Barakaldo pone coto a las txosnas en fiestas
El Consistorio aprueba una norma que suspende tres años a las que cometan infracciones muy graves
Barakaldo. El Ayuntamiento de Barakaldo aprobó ayer en pleno una nueva ordenanza municipal que regulará la actividad de las txosnas durante las fiestas patronales y otras celebraciones similares. La nueva normativa, que salió adelante con el voto favorable de PSE, PNV y PP, recoge los derechos y deberes que deben cumplir este tipo de espacios festivos, así como las sanciones que la administración local puede imponer por el incumplimiento de esta normativa. Las tipificadas como más graves podrían llegar a resolverse, además de con una sanción económica, con la prohibición de volver a instalar la caseta hasta un periodo máximo de tres años.
El concejal de Cultura, Carlos Fernández, explicó al final de la sesión que la Ordenanza Municipal Reguladora de la Adjudicación y Funcionamiento de Txosnas "viene a poner mayor certidumbre legal sobre todo un catálogo de buenas prácticas que, en mayor o menor medida, ya se venía llevando a cabo en los últimos años". El texto, que ha adoptado como base el modelo de norma elaborado por Eudel, legisla aspectos como las condiciones técnicas, higiénicas y de seguridad que deben cumplir las txosnas durante el desarrollo de su actividad.
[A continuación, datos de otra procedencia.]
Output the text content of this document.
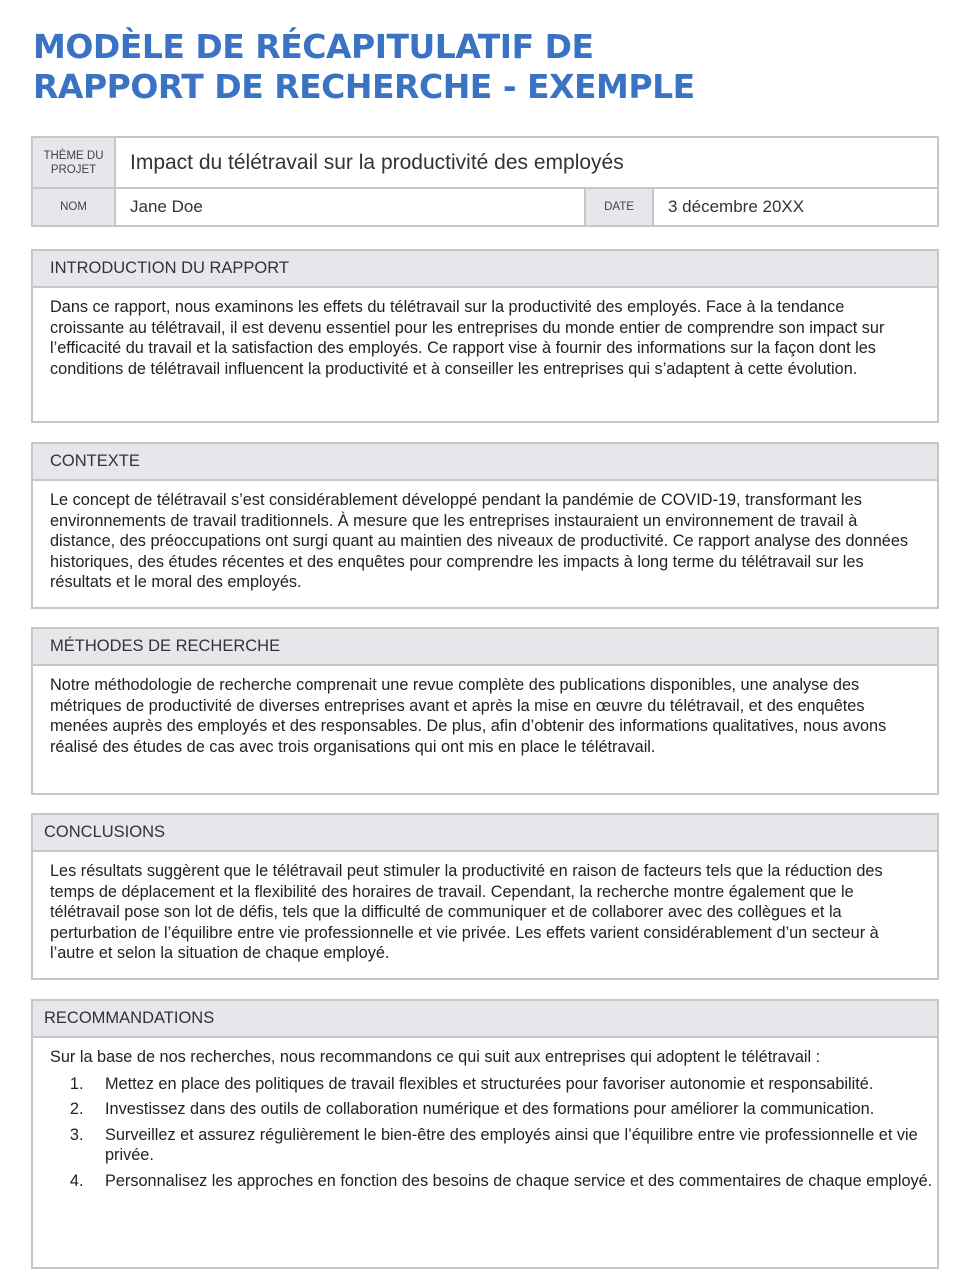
MODÈLE DE RÉCAPITULATIF DE
RAPPORT DE RECHERCHE - EXEMPLE
THÈME DU
PROJET	Impact du télétravail sur la productivité des employés
NOM	Jane Doe	DATE	3 décembre 20XX
INTRODUCTION DU RAPPORT
Dans ce rapport, nous examinons les effets du télétravail sur la productivité des employés. Face à la tendance croissante au télétravail, il est devenu essentiel pour les entreprises du monde entier de comprendre son impact sur l’efficacité du travail et la satisfaction des employés. Ce rapport vise à fournir des informations sur la façon dont les conditions de télétravail influencent la productivité et à conseiller les entreprises qui s’adaptent à cette évolution.
CONTEXTE
Le concept de télétravail s’est considérablement développé pendant la pandémie de COVID-19, transformant les environnements de travail traditionnels. À mesure que les entreprises instauraient un environnement de travail à distance, des préoccupations ont surgi quant au maintien des niveaux de productivité. Ce rapport analyse des données historiques, des études récentes et des enquêtes pour comprendre les impacts à long terme du télétravail sur les résultats et le moral des employés.
MÉTHODES DE RECHERCHE
Notre méthodologie de recherche comprenait une revue complète des publications disponibles, une analyse des métriques de productivité de diverses entreprises avant et après la mise en œuvre du télétravail, et des enquêtes menées auprès des employés et des responsables. De plus, afin d’obtenir des informations qualitatives, nous avons réalisé des études de cas avec trois organisations qui ont mis en place le télétravail.
CONCLUSIONS
Les résultats suggèrent que le télétravail peut stimuler la productivité en raison de facteurs tels que la réduction des temps de déplacement et la flexibilité des horaires de travail. Cependant, la recherche montre également que le télétravail pose son lot de défis, tels que la difficulté de communiquer et de collaborer avec des collègues et la perturbation de l’équilibre entre vie professionnelle et vie privée. Les effets varient considérablement d’un secteur à l’autre et selon la situation de chaque employé.
RECOMMANDATIONS
Sur la base de nos recherches, nous recommandons ce qui suit aux entreprises qui adoptent le télétravail :
1. Mettez en place des politiques de travail flexibles et structurées pour favoriser autonomie et responsabilité.
2. Investissez dans des outils de collaboration numérique et des formations pour améliorer la communication.
3. Surveillez et assurez régulièrement le bien-être des employés ainsi que l’équilibre entre vie professionnelle et vie privée.
4. Personnalisez les approches en fonction des besoins de chaque service et des commentaires de chaque employé.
Dentro de la parte dispositiva, el documento aborda cuestiones a menudo polémicas, como los horarios de cierre, los precios y los niveles de ruido. En este último caso, el Consistorio baracaldés ha establecido que hasta medianoche el volumen máximo permitido para la música será de 95 decibelios, cifra que descenderá hasta los 80 decibelios a partir de ese momento y hasta la hora de cierre.
La ordenanza premia también su participación en el programa festivo y obliga a usar tanto el castellano como el euskera en los rótulos y avisos. Asimismo, prohibe la exhibición de carteles y símbolos que atenten contra la dignidad de las personas, apoyen el terrorismo y puedan hacer peligrar con ello la convivencia o la normalidad de los días festivos.
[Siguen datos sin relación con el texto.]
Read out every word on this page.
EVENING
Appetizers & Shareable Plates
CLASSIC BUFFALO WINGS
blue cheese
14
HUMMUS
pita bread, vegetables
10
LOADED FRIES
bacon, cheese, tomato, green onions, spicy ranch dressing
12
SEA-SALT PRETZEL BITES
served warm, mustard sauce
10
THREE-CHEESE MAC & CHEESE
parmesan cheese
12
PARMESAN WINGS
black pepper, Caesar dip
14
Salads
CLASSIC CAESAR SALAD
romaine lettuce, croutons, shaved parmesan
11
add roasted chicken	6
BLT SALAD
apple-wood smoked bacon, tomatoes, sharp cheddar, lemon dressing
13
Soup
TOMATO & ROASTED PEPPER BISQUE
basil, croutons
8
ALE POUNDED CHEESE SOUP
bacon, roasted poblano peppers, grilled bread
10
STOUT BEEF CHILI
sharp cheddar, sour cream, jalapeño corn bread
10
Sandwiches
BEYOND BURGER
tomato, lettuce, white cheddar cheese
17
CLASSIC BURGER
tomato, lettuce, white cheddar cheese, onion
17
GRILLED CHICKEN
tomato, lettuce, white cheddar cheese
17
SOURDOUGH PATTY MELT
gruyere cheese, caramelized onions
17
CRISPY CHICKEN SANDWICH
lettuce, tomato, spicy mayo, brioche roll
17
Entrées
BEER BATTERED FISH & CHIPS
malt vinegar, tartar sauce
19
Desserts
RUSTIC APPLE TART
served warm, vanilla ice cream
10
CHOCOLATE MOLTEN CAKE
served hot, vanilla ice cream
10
El incumplimiento de este último artículo será considerado una infracción muy grave penalizada con una multa de hasta 3.000 euros, la revocación de la autorización concedida y la prohibición de la instalación o utilización de la txosna durante un periodo máximo de tres años. En los incumplimientos graves, la sanción será de hasta 1.500 euros o hasta dos años sin permiso, mientras que en las leves la multa será de hasta 750 euros o hasta un año sin autorización.
Antes de aprobarla en pleno, el Ayuntamiento presentó el borrador a los colectivos y abrió un periodo para la aportación de ideas. Fernández indicó ayer que al final se han aceptado casi la mitad de las 50 enmiendas presentadas. Cuatro de ellas han sido introducidas por el PNV, que ha tratado de adaptar el modelo de Eudel "a la realidad de las txosnas de Barakaldo", tal como comentó la portavoz del partido, Amaia del Campo.
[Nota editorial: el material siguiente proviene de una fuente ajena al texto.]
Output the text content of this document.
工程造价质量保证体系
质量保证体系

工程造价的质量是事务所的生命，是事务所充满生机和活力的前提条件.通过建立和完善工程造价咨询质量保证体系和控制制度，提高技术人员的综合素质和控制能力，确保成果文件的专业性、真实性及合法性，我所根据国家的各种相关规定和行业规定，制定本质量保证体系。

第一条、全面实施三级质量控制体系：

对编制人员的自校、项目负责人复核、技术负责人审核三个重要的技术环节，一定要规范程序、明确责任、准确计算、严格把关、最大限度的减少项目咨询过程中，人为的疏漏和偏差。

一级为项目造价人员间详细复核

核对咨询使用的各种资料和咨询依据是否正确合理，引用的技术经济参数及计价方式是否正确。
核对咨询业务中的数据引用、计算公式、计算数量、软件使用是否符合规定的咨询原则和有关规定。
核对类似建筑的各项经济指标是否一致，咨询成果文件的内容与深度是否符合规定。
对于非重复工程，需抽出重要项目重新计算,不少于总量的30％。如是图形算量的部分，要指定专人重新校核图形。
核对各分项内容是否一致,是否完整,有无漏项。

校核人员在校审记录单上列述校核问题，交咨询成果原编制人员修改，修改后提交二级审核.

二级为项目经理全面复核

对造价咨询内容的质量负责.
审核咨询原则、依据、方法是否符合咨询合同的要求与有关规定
Durante la sesión plenaria, Del Campo instó al equipo de gobierno a adaptar la normativa urbanística al Código Técnico de la Edificación del Ministerio de Fomento con el objetivo de que las comunidades de vecinos puedan instalar ascensores en huecos de escalera de 80 centímetros. La formación nacionalista había presentado esta iniciativa como una moción pero el alcalde la transformó en ruego.